Today, as I type this blog, we are well into week four of our training and it is all going very well indeed. Alan has been wonderful; he has driven to wherever we have got to (mooring places have been carefully planned of course) and has been training us as we go. This has been not only the whole new-to-Loki realm of working locks (37 of them so far) and walking towpaths – all very alien to the normal realm of a Guide Dog, but also some more normal work in various town areas and shops along the way.
Alan came today with reinforcement! He brought Howard with him; another (more senior, I think) member of the Shrewsbury Guide Dogs team. On arrival, Alan phoned and Loki and I set out on a pre-arranged route. Alan and Howard followed at a distance (hoping that Loki didn’t catch their scent). It worked well.

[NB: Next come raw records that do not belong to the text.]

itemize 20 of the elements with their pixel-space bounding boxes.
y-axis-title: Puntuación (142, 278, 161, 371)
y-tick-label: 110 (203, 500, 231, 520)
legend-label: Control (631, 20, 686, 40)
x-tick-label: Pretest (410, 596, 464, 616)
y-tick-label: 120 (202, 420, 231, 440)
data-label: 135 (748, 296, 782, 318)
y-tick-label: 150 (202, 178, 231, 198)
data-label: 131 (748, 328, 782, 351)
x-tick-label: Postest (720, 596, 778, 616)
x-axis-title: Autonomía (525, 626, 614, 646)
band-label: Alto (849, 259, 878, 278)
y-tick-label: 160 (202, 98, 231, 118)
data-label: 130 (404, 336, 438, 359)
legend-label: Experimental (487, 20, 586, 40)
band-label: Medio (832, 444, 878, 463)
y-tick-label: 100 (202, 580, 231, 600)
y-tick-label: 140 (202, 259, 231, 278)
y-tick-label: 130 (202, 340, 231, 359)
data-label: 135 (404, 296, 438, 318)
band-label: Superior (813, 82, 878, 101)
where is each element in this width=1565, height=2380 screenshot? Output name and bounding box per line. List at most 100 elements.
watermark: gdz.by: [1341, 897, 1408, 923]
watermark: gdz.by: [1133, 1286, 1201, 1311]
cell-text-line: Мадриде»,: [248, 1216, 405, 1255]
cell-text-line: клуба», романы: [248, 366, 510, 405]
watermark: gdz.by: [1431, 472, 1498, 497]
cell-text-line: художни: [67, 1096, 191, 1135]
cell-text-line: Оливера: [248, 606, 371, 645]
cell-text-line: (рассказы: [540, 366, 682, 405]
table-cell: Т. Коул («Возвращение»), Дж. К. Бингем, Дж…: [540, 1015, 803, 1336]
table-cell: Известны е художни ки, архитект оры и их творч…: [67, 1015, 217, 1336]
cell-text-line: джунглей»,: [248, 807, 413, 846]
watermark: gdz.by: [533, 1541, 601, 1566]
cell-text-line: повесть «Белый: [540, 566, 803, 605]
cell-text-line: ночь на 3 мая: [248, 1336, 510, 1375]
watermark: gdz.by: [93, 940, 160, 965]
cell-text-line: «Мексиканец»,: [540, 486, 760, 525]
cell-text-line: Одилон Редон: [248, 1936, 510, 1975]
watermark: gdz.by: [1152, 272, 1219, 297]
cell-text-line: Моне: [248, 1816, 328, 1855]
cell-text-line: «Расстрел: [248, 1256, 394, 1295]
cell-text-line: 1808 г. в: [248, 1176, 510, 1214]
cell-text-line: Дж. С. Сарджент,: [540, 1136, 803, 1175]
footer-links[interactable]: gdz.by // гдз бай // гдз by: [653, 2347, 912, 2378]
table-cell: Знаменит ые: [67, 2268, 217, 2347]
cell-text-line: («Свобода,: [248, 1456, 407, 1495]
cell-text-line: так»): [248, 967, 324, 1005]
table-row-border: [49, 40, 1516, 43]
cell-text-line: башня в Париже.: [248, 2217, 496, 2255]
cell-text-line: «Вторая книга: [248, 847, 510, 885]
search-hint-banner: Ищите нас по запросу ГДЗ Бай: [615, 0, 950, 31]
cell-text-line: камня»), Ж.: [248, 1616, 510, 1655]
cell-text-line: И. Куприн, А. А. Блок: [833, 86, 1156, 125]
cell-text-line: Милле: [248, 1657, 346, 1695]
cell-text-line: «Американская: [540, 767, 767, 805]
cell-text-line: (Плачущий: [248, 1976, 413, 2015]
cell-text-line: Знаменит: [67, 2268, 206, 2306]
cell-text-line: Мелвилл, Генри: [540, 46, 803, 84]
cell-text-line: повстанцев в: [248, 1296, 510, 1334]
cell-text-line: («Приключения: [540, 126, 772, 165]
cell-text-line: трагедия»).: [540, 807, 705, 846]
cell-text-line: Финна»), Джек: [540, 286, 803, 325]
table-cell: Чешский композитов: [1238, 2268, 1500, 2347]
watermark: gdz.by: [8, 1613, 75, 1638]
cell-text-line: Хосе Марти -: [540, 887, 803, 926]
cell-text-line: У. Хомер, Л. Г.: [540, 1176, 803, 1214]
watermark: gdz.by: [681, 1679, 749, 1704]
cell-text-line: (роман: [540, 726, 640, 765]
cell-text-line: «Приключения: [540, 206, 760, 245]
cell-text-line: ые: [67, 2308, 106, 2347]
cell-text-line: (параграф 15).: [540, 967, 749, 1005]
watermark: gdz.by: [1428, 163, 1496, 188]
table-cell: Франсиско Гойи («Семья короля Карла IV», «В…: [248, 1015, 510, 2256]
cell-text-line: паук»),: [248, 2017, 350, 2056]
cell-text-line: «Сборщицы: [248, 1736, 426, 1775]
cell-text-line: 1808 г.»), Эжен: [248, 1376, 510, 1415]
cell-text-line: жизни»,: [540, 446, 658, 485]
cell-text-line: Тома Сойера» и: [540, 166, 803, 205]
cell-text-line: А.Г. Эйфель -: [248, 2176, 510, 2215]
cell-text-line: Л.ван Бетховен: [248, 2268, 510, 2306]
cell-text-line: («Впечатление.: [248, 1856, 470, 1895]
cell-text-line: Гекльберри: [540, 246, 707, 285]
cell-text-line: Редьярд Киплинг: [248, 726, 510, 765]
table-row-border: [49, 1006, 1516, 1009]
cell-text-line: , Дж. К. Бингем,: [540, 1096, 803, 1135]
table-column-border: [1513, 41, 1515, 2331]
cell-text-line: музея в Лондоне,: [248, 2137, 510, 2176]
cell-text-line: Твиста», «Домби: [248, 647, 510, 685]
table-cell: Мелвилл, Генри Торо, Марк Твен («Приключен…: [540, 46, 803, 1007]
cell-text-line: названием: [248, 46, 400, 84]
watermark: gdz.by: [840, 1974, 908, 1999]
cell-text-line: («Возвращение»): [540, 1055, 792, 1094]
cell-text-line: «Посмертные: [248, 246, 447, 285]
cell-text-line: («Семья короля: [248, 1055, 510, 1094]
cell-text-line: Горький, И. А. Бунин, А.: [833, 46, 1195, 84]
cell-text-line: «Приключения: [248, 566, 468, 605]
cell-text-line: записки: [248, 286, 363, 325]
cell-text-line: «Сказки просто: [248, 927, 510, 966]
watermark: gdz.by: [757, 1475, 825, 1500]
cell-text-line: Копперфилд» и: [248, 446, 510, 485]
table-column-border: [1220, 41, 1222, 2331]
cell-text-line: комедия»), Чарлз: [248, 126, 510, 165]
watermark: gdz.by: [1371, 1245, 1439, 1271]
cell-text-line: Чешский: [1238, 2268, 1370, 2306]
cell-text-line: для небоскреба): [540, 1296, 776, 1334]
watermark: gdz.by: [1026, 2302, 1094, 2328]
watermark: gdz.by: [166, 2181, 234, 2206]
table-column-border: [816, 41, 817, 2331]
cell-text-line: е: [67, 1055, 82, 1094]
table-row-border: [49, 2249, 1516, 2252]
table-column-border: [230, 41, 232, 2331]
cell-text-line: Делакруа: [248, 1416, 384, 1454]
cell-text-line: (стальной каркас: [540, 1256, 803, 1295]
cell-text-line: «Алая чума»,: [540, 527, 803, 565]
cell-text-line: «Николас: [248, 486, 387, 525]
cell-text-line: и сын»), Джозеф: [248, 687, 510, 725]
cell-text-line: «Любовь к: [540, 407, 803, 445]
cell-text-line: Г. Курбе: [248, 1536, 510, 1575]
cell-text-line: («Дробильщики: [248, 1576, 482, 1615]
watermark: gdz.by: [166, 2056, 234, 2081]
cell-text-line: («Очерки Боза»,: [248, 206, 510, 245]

We went along the towpath, up and over a bridge and around a street route to Morrisons. A quick zip around the shop and a pot of yogurt bought, we were off again on the return trip. It seems that we were then downwind of Alan and Howard as Loki’s nose shot up in some frantic sniffing. He was then quite distracted, trying desperately to look back over his shoulders to find his pal Alan! I had to work hard to get him to go ‘Forward’ and ‘Straight on’, but we made it and, after a bit of coaxing, he got back into stride and guided me superbly on the route back to ‘Find home’.
This extra person visit is normal procedure during training; an assessment of progress. We were congratulated on how well we are doing! That is so reassuring! Loki truly is a diamond-class dog! I am hugely blessed and privileged to be partnered with him.
We are now at the beautiful Westport Lake moorings where we plan to stay for the Easter weekend. We will be setting up the Doggie Boat shop along the side of the boat. This will be our first open trading session of the year, and, apart from a quick ‘pop up’ shop in Crick in September, the first since the couple of arranged floating mini-markets back in the break between lockdowns. It will hopefully be a pleasant chill-out time for the dogs. We are very much looking forward to meeting, greeting and serving any passing dog-loving folk. All appropriately socially distanced and hand-sanitized of course!
We will then continue our journey to Whitchurch over the next couple of weeks. Alan will catch up with us along the way to continue the training. Then, when we arrive, he will hopefully complete the training with the necessary but dreaded traffic hazards and a few other details that need to be covered.